重要度は、チケットがシステム要件や顧客のビジネス要件の中で、どれだけその機能が重要なのかを示すチケットの属性。
「Trac入門 ――ソフトウェア開発・プロジェクト管理活用ガイド」でも、Tracの優先度と重要度の違いについて説明している箇所がある。
その説明によると、優先度と重要度の概念について混乱があったらしい。
優先度は、開発者の作業の優先順位を決める重要な指標。
重要度は、顧客の観点から見た要件の指標。
優先度と重要度は、その属性に関わるアクターが異なる点が重要だ。
特に、優先度はチケットの取捨選択に大きく関わる。
例えば、システム上致命的なバグならば、そのバグ修正のチケットの優先度は緊急になるだろう。
最近のWebシステムならば、セキュリティパッチやSQLインジェクションなどのバグ修正が相当するだろう。
そんなバグを放置すれば、システムやデータの安全性、更には顧客が社会から信頼を失うといった危険があるからだ。
逆に、その機能の重要度は高いが緊急性は低いというタスクもある。
例えば、Amazonのような小売系Webシステムで新しい決済機能を実現する要件が出てきた時、顧客としては早く実装して欲しいが、バグ修正や今開発中の機能のリリースの方が緊急性が高い場合もある。
チケットの優先度は、顧客の利益やシステムの安全性、開発者の工数見積などの観点から、顧客と開発者の間で調整して初めて決まる。

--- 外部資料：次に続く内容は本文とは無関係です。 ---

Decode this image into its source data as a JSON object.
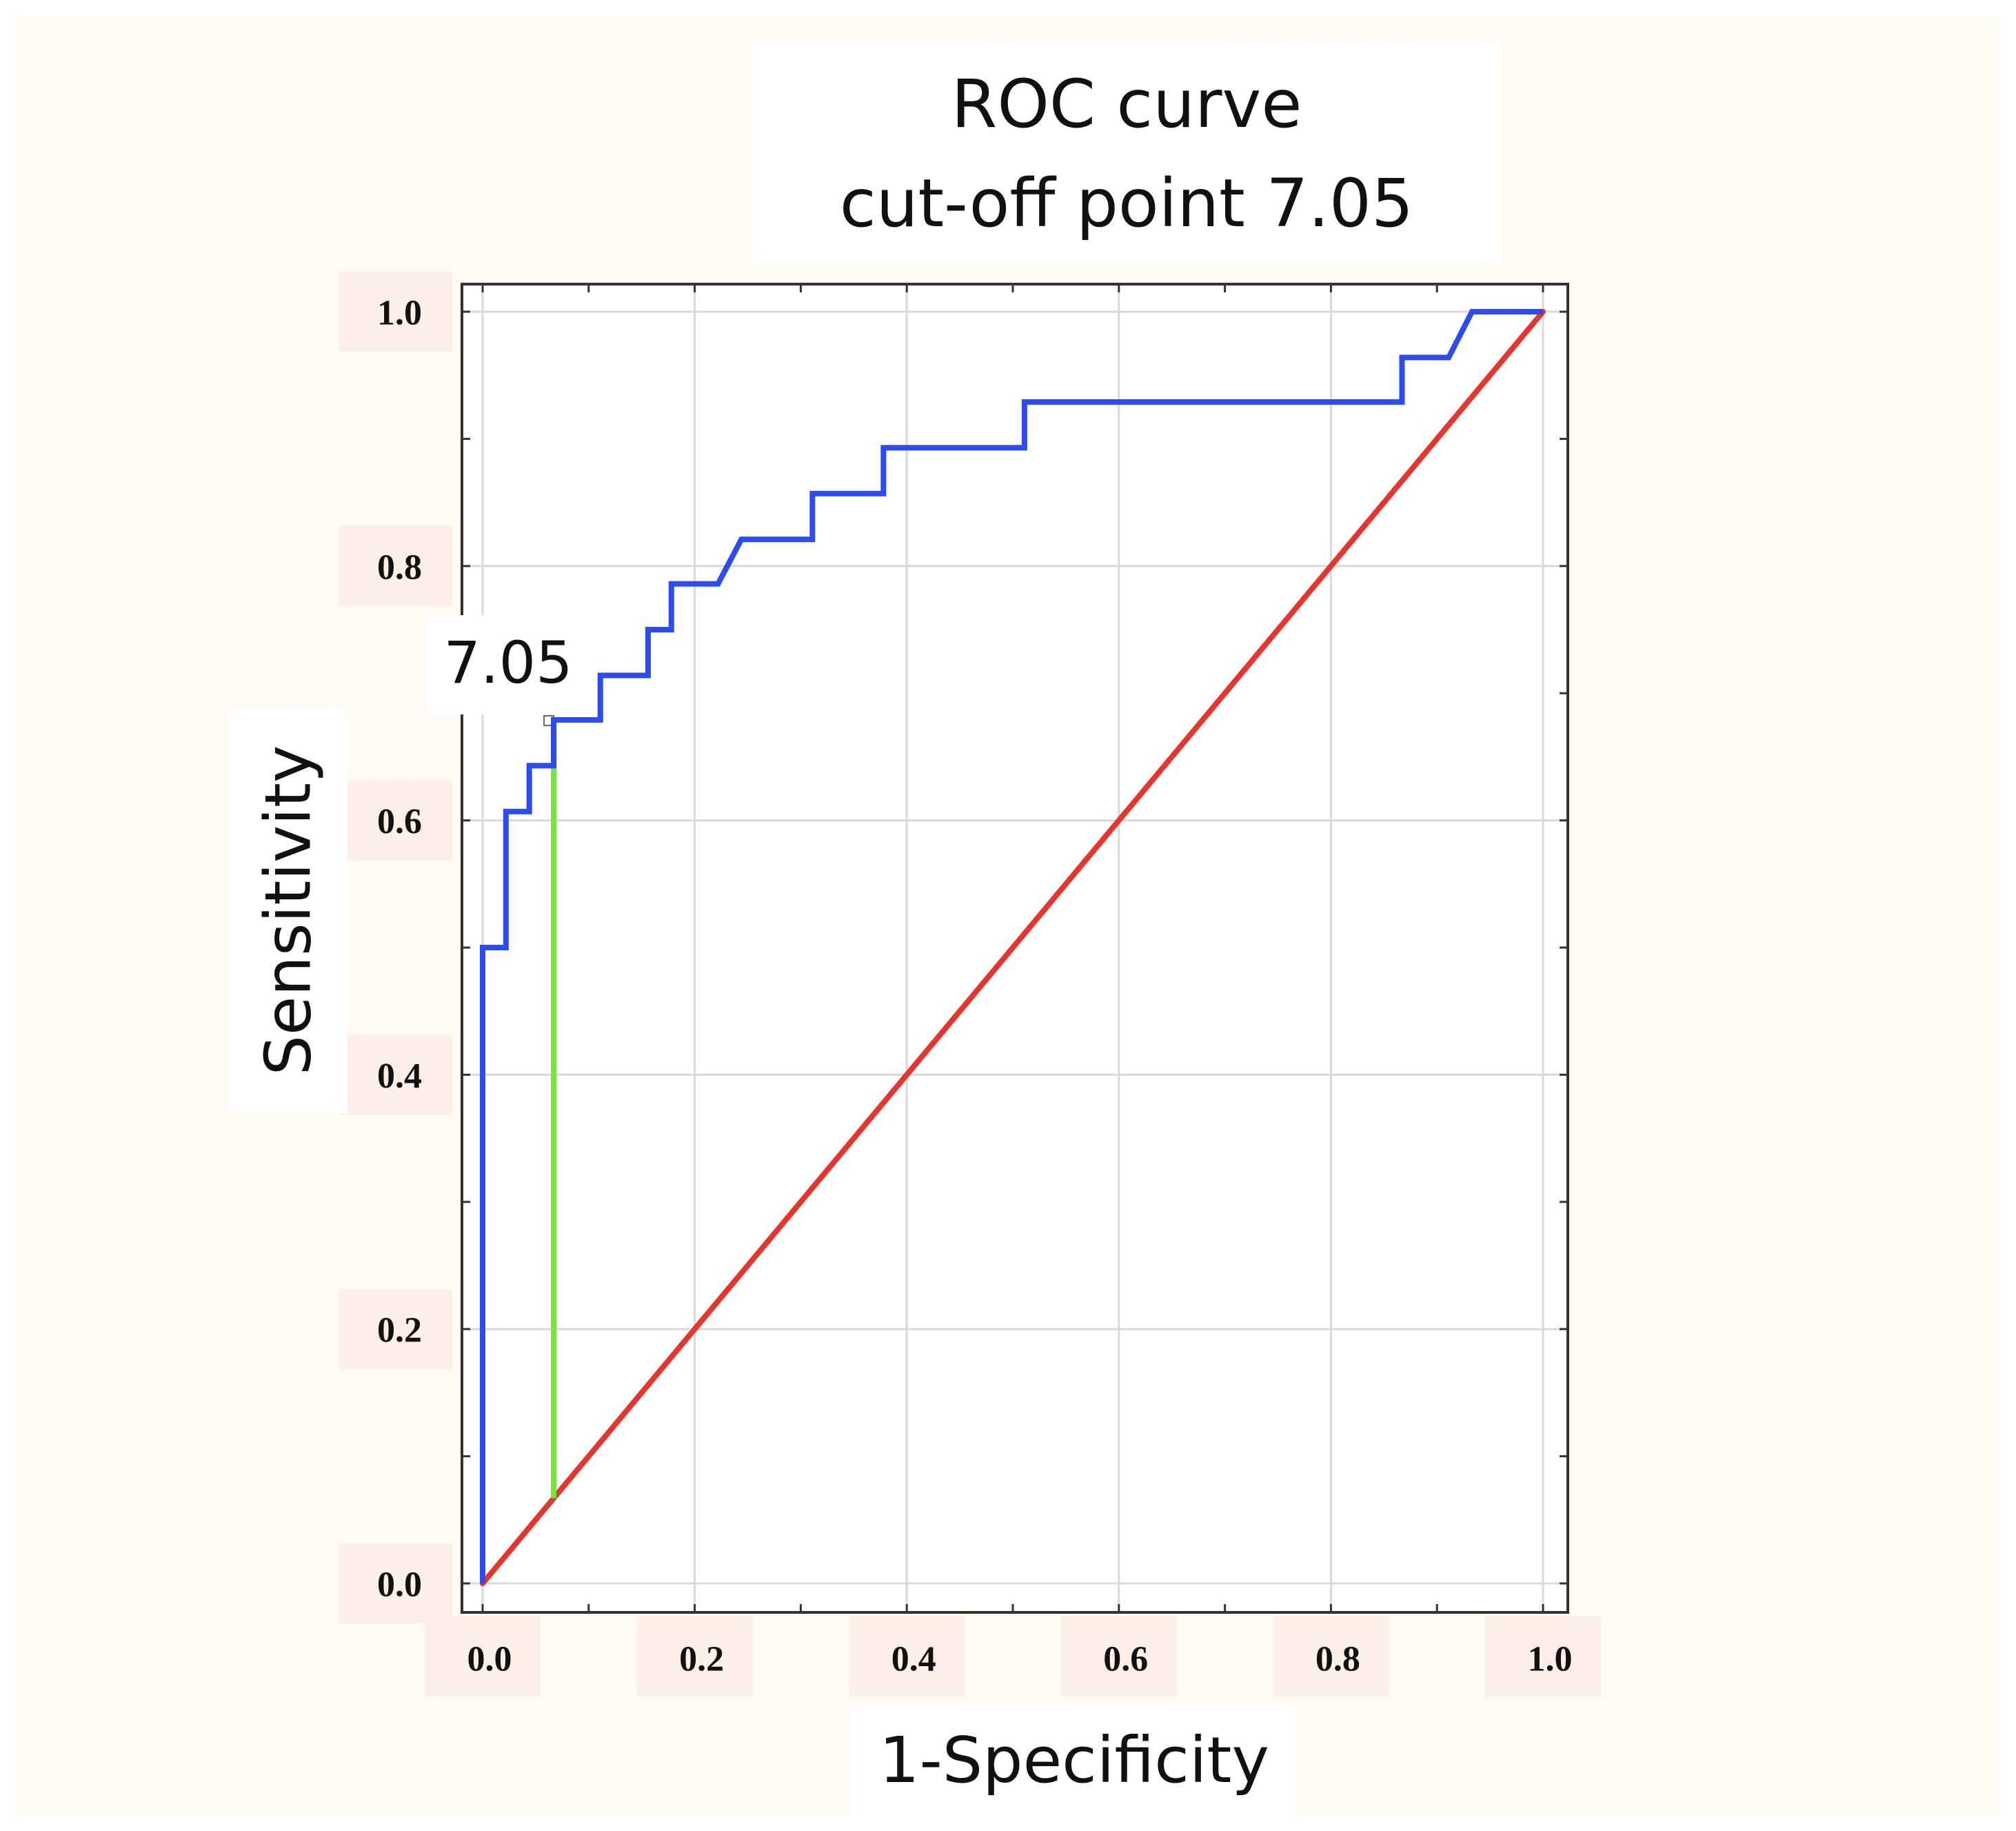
{
  "colors": {
    "background": "#fffbf2",
    "plot_background": "#ffffff",
    "grid": "#d9d9d9",
    "axis": "#333333",
    "roc_curve": "#2b4cf5",
    "reference_line": "#e8342b",
    "cutoff_line": "#73e639",
    "tick_label_bg": "#fbefe7"
  },
  "chart_data": {
    "type": "line",
    "title": "ROC curve",
    "subtitle": "cut-off point 7.05",
    "xlabel": "1-Specificity",
    "ylabel": "Sensitivity",
    "xlim": [
      0.0,
      1.0
    ],
    "ylim": [
      0.0,
      1.0
    ],
    "x_ticks": [
      "0.0",
      "0.2",
      "0.4",
      "0.6",
      "0.8",
      "1.0"
    ],
    "y_ticks": [
      "0.0",
      "0.2",
      "0.4",
      "0.6",
      "0.8",
      "1.0"
    ],
    "grid": true,
    "series": [
      {
        "name": "ROC curve",
        "color": "#2b4cf5",
        "x": [
          0.0,
          0.0,
          0.022,
          0.022,
          0.044,
          0.044,
          0.067,
          0.067,
          0.111,
          0.111,
          0.156,
          0.156,
          0.178,
          0.178,
          0.222,
          0.244,
          0.311,
          0.311,
          0.378,
          0.378,
          0.511,
          0.511,
          0.867,
          0.867,
          0.911,
          0.933,
          1.0
        ],
        "y": [
          0.0,
          0.5,
          0.5,
          0.607,
          0.607,
          0.643,
          0.643,
          0.679,
          0.679,
          0.714,
          0.714,
          0.75,
          0.75,
          0.786,
          0.786,
          0.821,
          0.821,
          0.857,
          0.857,
          0.893,
          0.893,
          0.929,
          0.929,
          0.964,
          0.964,
          1.0,
          1.0
        ]
      },
      {
        "name": "Reference line",
        "color": "#e8342b",
        "x": [
          0.0,
          1.0
        ],
        "y": [
          0.0,
          1.0
        ]
      }
    ],
    "cutoff": {
      "label": "7.05",
      "x": 0.067,
      "y_low": 0.067,
      "y_high": 0.679,
      "color": "#73e639"
    }
  }
}
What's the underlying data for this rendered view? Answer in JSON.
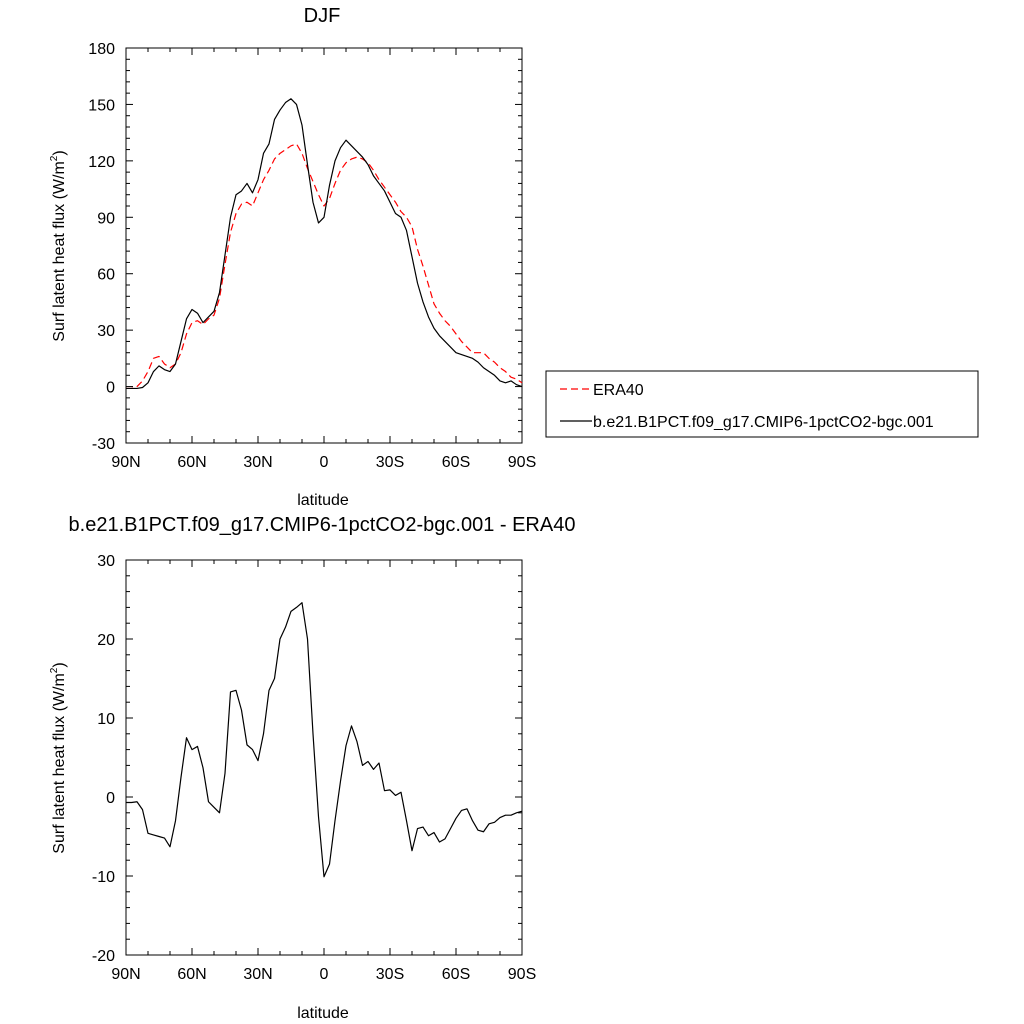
{
  "chart_data": [
    {
      "type": "line",
      "title": "DJF",
      "xlabel": "latitude",
      "ylabel": "Surf latent heat flux (W/m",
      "ylabel_sup": "2",
      "ylabel_end": ")",
      "xlim": [
        90,
        -90
      ],
      "ylim": [
        -30,
        180
      ],
      "xticks": [
        90,
        60,
        30,
        0,
        -30,
        -60,
        -90
      ],
      "xtick_labels": [
        "90N",
        "60N",
        "30N",
        "0",
        "30S",
        "60S",
        "90S"
      ],
      "yticks": [
        -30,
        0,
        30,
        60,
        90,
        120,
        150,
        180
      ],
      "ytick_labels": [
        "-30",
        "0",
        "30",
        "60",
        "90",
        "120",
        "150",
        "180"
      ],
      "legend_position": "right",
      "x": [
        90,
        87.5,
        85,
        82.5,
        80,
        77.5,
        75,
        72.5,
        70,
        67.5,
        65,
        62.5,
        60,
        57.5,
        55,
        52.5,
        50,
        47.5,
        45,
        42.5,
        40,
        37.5,
        35,
        32.5,
        30,
        27.5,
        25,
        22.5,
        20,
        17.5,
        15,
        12.5,
        10,
        7.5,
        5,
        2.5,
        0,
        -2.5,
        -5,
        -7.5,
        -10,
        -12.5,
        -15,
        -17.5,
        -20,
        -22.5,
        -25,
        -27.5,
        -30,
        -32.5,
        -35,
        -37.5,
        -40,
        -42.5,
        -45,
        -47.5,
        -50,
        -52.5,
        -55,
        -57.5,
        -60,
        -62.5,
        -65,
        -67.5,
        -70,
        -72.5,
        -75,
        -77.5,
        -80,
        -82.5,
        -85,
        -87.5,
        -90
      ],
      "series": [
        {
          "name": "ERA40",
          "color": "#ff0000",
          "dash": "dashed",
          "values": [
            -1,
            -1,
            0,
            3,
            8,
            15,
            16,
            12,
            10,
            12,
            18,
            28,
            34,
            35,
            33,
            36,
            38,
            47,
            65,
            82,
            92,
            97,
            98,
            96,
            103,
            110,
            115,
            121,
            124,
            126,
            128,
            129,
            124,
            116,
            109,
            102,
            96,
            100,
            108,
            115,
            119,
            121,
            122,
            121,
            119,
            115,
            110,
            106,
            102,
            98,
            93,
            90,
            85,
            73,
            64,
            54,
            44,
            39,
            35,
            32,
            28,
            24,
            21,
            18,
            18,
            18,
            15,
            13,
            10,
            8,
            5,
            4,
            2
          ],
          "legend_label": "ERA40"
        },
        {
          "name": "b.e21.B1PCT.f09_g17.CMIP6-1pctCO2-bgc.001",
          "color": "#000000",
          "dash": "solid",
          "values": [
            -1,
            -1,
            -1,
            -0.5,
            2,
            8,
            11,
            9,
            8,
            12,
            24,
            36,
            41,
            39,
            34,
            37,
            40,
            50,
            70,
            90,
            102,
            104,
            108,
            103,
            110,
            124,
            129,
            142,
            147,
            151,
            153,
            150,
            139,
            118,
            98,
            87,
            90,
            107,
            120,
            127,
            131,
            128,
            125,
            122,
            118,
            112,
            108,
            104,
            98,
            92,
            90,
            83,
            69,
            55,
            45,
            37,
            31,
            27,
            24,
            21,
            18,
            17,
            16,
            15,
            13,
            10,
            8,
            6,
            3,
            2,
            3,
            1,
            0
          ],
          "legend_label": "b.e21.B1PCT.f09_g17.CMIP6-1pctCO2-bgc.001"
        }
      ]
    },
    {
      "type": "line",
      "title": "b.e21.B1PCT.f09_g17.CMIP6-1pctCO2-bgc.001 - ERA40",
      "xlabel": "latitude",
      "ylabel": "Surf latent heat flux (W/m",
      "ylabel_sup": "2",
      "ylabel_end": ")",
      "xlim": [
        90,
        -90
      ],
      "ylim": [
        -20,
        30
      ],
      "xticks": [
        90,
        60,
        30,
        0,
        -30,
        -60,
        -90
      ],
      "xtick_labels": [
        "90N",
        "60N",
        "30N",
        "0",
        "30S",
        "60S",
        "90S"
      ],
      "yticks": [
        -20,
        -10,
        0,
        10,
        20,
        30
      ],
      "ytick_labels": [
        "-20",
        "-10",
        "0",
        "10",
        "20",
        "30"
      ],
      "x": [
        90,
        87.5,
        85,
        82.5,
        80,
        77.5,
        75,
        72.5,
        70,
        67.5,
        65,
        62.5,
        60,
        57.5,
        55,
        52.5,
        50,
        47.5,
        45,
        42.5,
        40,
        37.5,
        35,
        32.5,
        30,
        27.5,
        25,
        22.5,
        20,
        17.5,
        15,
        12.5,
        10,
        7.5,
        5,
        2.5,
        0,
        -2.5,
        -5,
        -7.5,
        -10,
        -12.5,
        -15,
        -17.5,
        -20,
        -22.5,
        -25,
        -27.5,
        -30,
        -32.5,
        -35,
        -37.5,
        -40,
        -42.5,
        -45,
        -47.5,
        -50,
        -52.5,
        -55,
        -57.5,
        -60,
        -62.5,
        -65,
        -67.5,
        -70,
        -72.5,
        -75,
        -77.5,
        -80,
        -82.5,
        -85,
        -87.5,
        -90
      ],
      "series": [
        {
          "color": "#000000",
          "values": [
            -0.7,
            -0.7,
            -0.6,
            -1.6,
            -4.6,
            -4.8,
            -5,
            -5.2,
            -6.3,
            -3,
            2.5,
            7.5,
            6,
            6.4,
            3.7,
            -0.6,
            -1.3,
            -2,
            3,
            13.3,
            13.5,
            11,
            6.6,
            6,
            4.6,
            8,
            13.5,
            15,
            20,
            21.5,
            23.5,
            24,
            24.6,
            20,
            8,
            -2.5,
            -10.1,
            -8.5,
            -3,
            2,
            6.5,
            9,
            7,
            4,
            4.5,
            3.5,
            4.3,
            0.8,
            0.9,
            0.2,
            0.6,
            -3,
            -6.8,
            -4,
            -3.8,
            -4.9,
            -4.5,
            -5.7,
            -5.3,
            -4,
            -2.7,
            -1.7,
            -1.5,
            -3,
            -4.2,
            -4.4,
            -3.4,
            -3.2,
            -2.6,
            -2.3,
            -2.3,
            -2,
            -1.8
          ]
        }
      ]
    }
  ]
}
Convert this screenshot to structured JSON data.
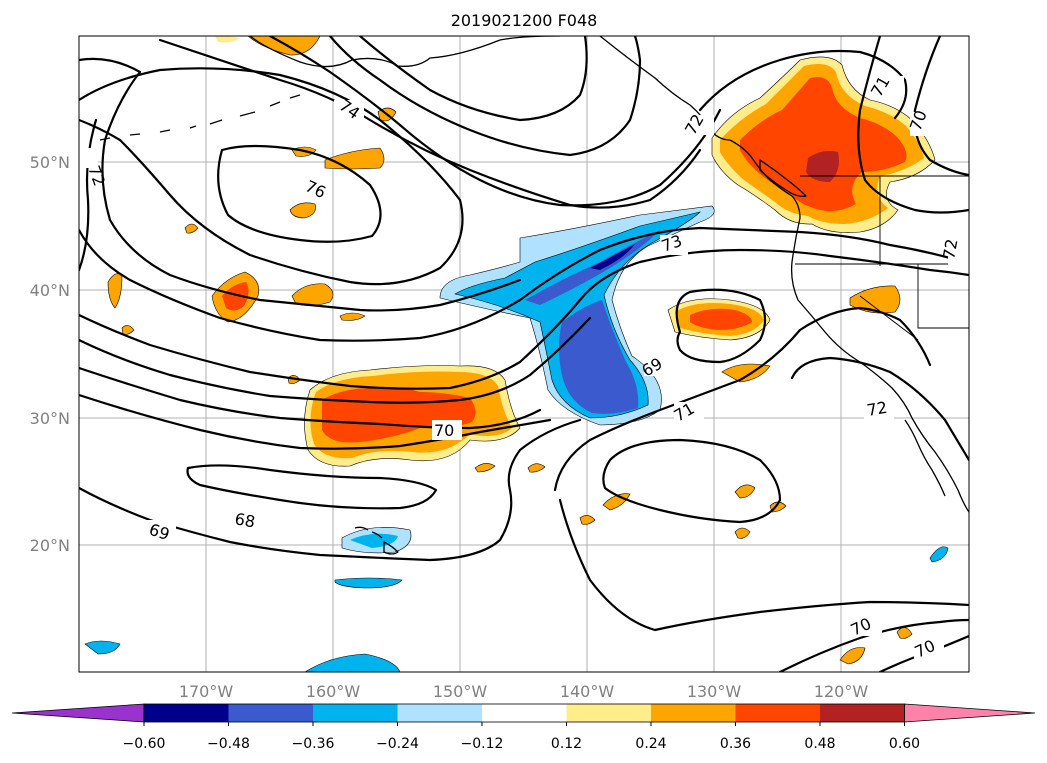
{
  "title": "2019021200 F048",
  "map": {
    "region": "North Pacific / western North America",
    "lat_labels": [
      "50°N",
      "40°N",
      "30°N",
      "20°N"
    ],
    "lon_labels": [
      "170°W",
      "160°W",
      "150°W",
      "140°W",
      "130°W",
      "120°W"
    ],
    "gridlines": true
  },
  "contour_labels": [
    "72",
    "74",
    "76",
    "73",
    "72",
    "71",
    "70",
    "69",
    "71",
    "72",
    "70",
    "68",
    "69",
    "70",
    "70",
    "72",
    "70",
    "71"
  ],
  "colorbar": {
    "ticks": [
      "−0.60",
      "−0.48",
      "−0.36",
      "−0.24",
      "−0.12",
      "0.12",
      "0.24",
      "0.36",
      "0.48",
      "0.60"
    ],
    "colors": [
      "#9a32cd",
      "#00008b",
      "#3a5acd",
      "#00b2ee",
      "#b0e2ff",
      "#ffffff",
      "#ffec8b",
      "#ffa500",
      "#ff4500",
      "#b22222",
      "#ff82ab"
    ],
    "extend": "both"
  },
  "shading_colors": {
    "neg_light": "#b0e2ff",
    "neg_mid": "#00b2ee",
    "neg_strong": "#3a5acd",
    "neg_deep": "#00008b",
    "pos_light": "#ffec8b",
    "pos_mid": "#ffa500",
    "pos_strong": "#ff4500",
    "pos_deep": "#b22222"
  }
}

だから、優先度は意思決定プロセスの結果という指摘は非常に洞察に優れている。
従って、プロジェクトリーダーは、顧客と開発者の間で調整して、タスクの優先順位を決めるという能力を必要とする。
その能力は調整という名の政治力そのものだ。
チケット駆動開発は、そんな意思決定の材料を色んな観点で提供してくれる優れたインフラなのだ。